REVIEW
Stallybrass, Peter. "Macbeth and witchcraft."
Focus on Macbeth. Ed. John Russell Brown. London: Routledge, 1982. 189-209.

Thesis: Stallybrass first states his belief that witchcraft was a "social construction from which we learn more about the accuser than the accused, more about the social institutions which tolerate/encourage/act on those accusations than about the activities of those people (in England, mainly women, mainly poor) who were persecuted as witches" (190). Stallybrass goes on to say that witchcraft accusations enforced conformity to patriarchal social norms, and that witchcraft in Macbeth is "a particular working upon and legitimation of, the hegemony of patriarchy" (190).

Some Highlights:
On King James's interest in witchcraft: "To suggest . . . that the monarchy was under demonic attack was to glorify the institution of monarchy, since that implied that it was one of the bastions protecting this world from the triumph of Satan" (191-192).

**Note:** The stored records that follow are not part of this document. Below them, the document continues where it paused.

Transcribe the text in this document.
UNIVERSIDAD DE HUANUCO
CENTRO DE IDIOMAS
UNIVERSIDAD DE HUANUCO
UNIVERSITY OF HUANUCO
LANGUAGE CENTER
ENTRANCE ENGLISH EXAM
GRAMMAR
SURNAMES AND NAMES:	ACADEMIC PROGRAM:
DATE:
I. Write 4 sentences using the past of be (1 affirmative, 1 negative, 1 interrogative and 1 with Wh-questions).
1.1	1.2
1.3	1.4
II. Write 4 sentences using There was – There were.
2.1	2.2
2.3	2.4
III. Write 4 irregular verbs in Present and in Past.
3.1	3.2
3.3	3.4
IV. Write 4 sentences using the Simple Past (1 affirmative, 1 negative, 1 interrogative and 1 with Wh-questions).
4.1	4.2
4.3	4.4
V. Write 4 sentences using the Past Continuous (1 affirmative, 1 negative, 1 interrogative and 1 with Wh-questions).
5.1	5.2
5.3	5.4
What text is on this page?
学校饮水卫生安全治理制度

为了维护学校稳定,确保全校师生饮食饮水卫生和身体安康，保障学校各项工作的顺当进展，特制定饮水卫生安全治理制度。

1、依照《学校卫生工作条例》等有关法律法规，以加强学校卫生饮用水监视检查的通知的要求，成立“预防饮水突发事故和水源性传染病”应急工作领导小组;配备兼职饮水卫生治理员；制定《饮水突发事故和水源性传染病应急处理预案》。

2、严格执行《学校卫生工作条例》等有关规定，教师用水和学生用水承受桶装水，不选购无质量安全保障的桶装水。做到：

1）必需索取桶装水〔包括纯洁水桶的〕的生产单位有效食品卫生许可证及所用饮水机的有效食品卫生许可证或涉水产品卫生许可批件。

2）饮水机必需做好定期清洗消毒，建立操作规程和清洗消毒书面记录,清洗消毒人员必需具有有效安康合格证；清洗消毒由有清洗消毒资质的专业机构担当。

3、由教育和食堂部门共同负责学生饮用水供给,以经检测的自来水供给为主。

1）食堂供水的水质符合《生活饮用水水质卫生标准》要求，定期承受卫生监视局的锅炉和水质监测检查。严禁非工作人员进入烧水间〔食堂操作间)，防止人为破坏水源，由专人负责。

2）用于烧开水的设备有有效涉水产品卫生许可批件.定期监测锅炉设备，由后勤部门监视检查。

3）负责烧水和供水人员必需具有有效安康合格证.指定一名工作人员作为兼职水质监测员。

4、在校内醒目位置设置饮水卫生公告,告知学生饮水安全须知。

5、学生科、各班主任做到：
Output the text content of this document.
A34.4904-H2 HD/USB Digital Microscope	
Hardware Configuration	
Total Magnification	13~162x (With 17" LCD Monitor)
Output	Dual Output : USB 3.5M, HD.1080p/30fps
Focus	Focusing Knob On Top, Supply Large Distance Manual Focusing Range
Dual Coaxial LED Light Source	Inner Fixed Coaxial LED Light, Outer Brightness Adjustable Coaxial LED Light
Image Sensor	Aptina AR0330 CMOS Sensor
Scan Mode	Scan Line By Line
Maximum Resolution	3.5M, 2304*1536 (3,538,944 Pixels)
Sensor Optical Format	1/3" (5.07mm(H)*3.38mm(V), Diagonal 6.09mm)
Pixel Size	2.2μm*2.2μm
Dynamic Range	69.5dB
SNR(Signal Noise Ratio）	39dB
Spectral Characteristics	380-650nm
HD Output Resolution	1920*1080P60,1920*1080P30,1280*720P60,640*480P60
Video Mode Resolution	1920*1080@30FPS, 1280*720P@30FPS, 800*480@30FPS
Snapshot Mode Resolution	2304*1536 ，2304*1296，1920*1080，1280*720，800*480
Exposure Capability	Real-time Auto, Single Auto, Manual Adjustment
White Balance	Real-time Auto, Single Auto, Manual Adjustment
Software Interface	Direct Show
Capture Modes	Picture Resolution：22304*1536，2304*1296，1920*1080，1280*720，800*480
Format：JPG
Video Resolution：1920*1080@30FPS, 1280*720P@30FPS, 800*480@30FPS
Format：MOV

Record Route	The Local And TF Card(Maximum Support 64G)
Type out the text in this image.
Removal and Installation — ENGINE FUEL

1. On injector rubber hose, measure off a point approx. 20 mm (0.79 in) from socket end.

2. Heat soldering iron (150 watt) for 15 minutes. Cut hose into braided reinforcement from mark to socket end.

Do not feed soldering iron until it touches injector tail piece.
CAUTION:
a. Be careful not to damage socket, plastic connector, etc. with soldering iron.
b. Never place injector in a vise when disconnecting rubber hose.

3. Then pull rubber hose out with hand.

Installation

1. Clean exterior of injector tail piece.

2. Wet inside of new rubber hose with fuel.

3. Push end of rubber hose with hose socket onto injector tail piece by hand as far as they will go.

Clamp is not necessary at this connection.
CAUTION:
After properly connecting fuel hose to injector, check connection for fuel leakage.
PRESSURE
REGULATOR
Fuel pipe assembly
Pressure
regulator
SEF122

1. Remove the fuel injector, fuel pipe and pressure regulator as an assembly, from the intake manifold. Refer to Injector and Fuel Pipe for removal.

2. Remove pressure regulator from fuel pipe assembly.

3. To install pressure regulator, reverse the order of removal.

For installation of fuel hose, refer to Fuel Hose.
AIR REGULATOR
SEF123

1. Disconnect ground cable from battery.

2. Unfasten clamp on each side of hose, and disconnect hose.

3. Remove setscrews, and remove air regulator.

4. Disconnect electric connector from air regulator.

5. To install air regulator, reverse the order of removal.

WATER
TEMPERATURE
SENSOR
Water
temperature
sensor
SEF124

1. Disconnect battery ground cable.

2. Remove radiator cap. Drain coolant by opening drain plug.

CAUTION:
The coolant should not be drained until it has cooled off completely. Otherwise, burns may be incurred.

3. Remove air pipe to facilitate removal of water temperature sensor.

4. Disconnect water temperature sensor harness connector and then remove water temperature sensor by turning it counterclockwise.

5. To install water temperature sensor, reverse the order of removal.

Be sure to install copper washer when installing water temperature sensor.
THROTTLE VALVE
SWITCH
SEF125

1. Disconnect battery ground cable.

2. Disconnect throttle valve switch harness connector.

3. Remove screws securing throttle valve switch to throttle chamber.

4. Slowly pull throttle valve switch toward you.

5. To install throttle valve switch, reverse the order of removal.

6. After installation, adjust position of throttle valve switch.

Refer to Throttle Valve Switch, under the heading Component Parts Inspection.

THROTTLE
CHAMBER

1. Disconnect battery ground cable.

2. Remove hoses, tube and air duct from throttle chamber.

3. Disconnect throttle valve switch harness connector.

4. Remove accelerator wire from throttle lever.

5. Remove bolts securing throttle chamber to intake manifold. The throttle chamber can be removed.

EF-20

On the similarity between the witches and Lady Macbeth: "Lady Macbeth and the Witches are equated by their equivocal relation to an implied norm of femininity. Of the Witches, Banquo says:

                        You should be women,
And yet your beards forbid me to interpret
That you are so.                      (I.iii.45-7)
And Lady Macbeth invokes the 'murd'ring ministers' (I.v.45) to unsex her" (196).

On the relationship between witchcraft and politics:"Witchcraft is associated with female rule and the overthrowing of patriarchal authority which in turn leads to the 'womanish' (both cowardly and instigated by women) killing of Duncan, the 'holy' father who establishes both family and state" (201).

Bottom Line: Interesting commentary, even though the author loses sight of the play as a tragedy.